1

I'm having trouble getting a NumPy MaskedArray subclass to round-trip through pickle and preserve the extra subclass attributes. Here is an example:

import numpy as np
import cPickle as pickle
from numpy import ma


class SubArray(np.ndarray):
    """Defines a generic np.ndarray subclass, that stores some metadata
    in the  dictionary `info`."""
    def __new__(cls, arr, info={}):
        x = np.asanyarray(arr).view(cls)
        x.info = info
        return x

    def __array_finalize__(self, obj):
        self.info = getattr(obj, 'info', {'ATTR': 'MISSING'})
        return


class MSubArray(SubArray, ma.MaskedArray):
    def __new__(cls, data, info={}, mask=ma.nomask, dtype=None):
        subarr = SubArray(data, info)
        _data = ma.MaskedArray.__new__(cls, data=subarr, mask=mask, dtype=dtype)
        _data.info = subarr.info
        return _data

    def __array_finalize__(self, obj):
        ma.MaskedArray.__array_finalize__(self, obj)
        SubArray.__array_finalize__(self, obj)
        return

ms = MSubArray([1, 2], info={'a': 1})
print('Pre-pickle:', ms.info, ms.data.info)

pkl = pickle.dumps(ms)
ms_from_pkl = pickle.loads(pkl)
print('Post-pickle:', ms_from_pkl.info, ms_from_pkl.data.info)

This produces:

Pre-pickle: {'a': 1} {'a': 1}
Post-pickle: {} {}

Any hints on what I'm doing wrong would be most appreciated!

Tom Aldcroft
  • 2,339
  • 1
  • 14
  • 16
  • Solution and some insight are found in this question http://stackoverflow.com/questions/26598109/preserve-custom-attributes-when-pickling-subclass-of-numpy-array – greedybuddha Nov 15 '16 at 17:24

1 Answers1

1

Take a look at: https://mail.python.org/pipermail/python-list/2011-April/601275.html

The problem your having is the result of pickling C extension types (ndarray sub-types). I'm not an expert on the inner-workings of numpy arrays, but I would guess there's code somewhere which manually handles pickling numpy data. Since your SubArray class is a sub class of ndarray, you would need to over-ride the pickling method(s) used by numpy.
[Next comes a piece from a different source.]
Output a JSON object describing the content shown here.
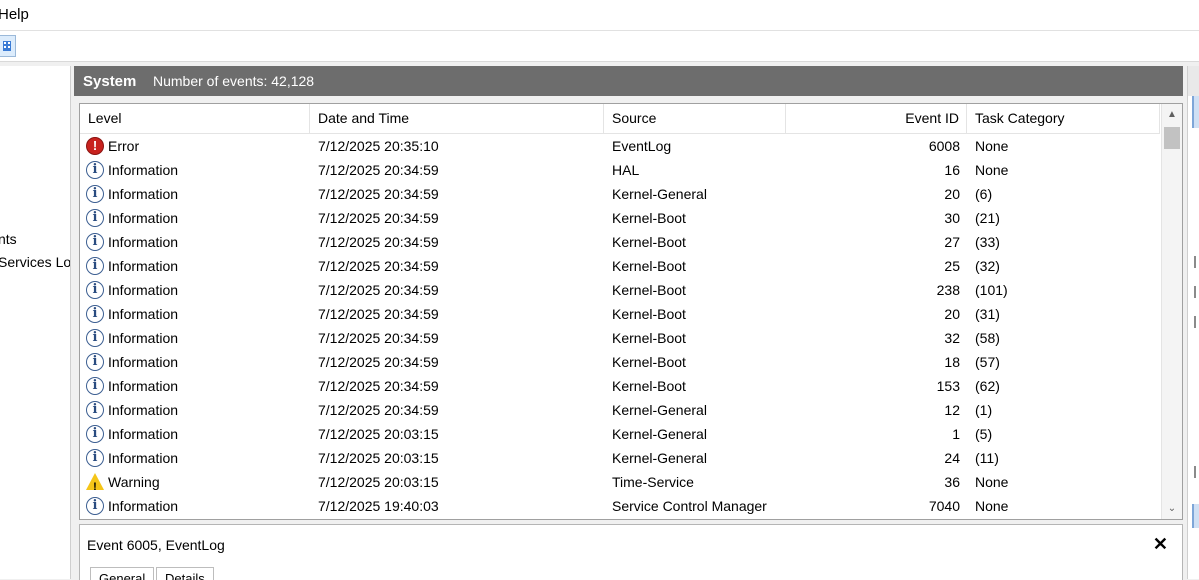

So, AFAIK your options are:

  1. Put a shim on pickle.dumps and pickle.loads (before it gets to the C-level)
  2. Update the numpy pickling methods so that they check for sub-classes.
  3. Make all your classes sub-classes of object and have them contain the appropriate data that you need to be able to pickle / unpickle.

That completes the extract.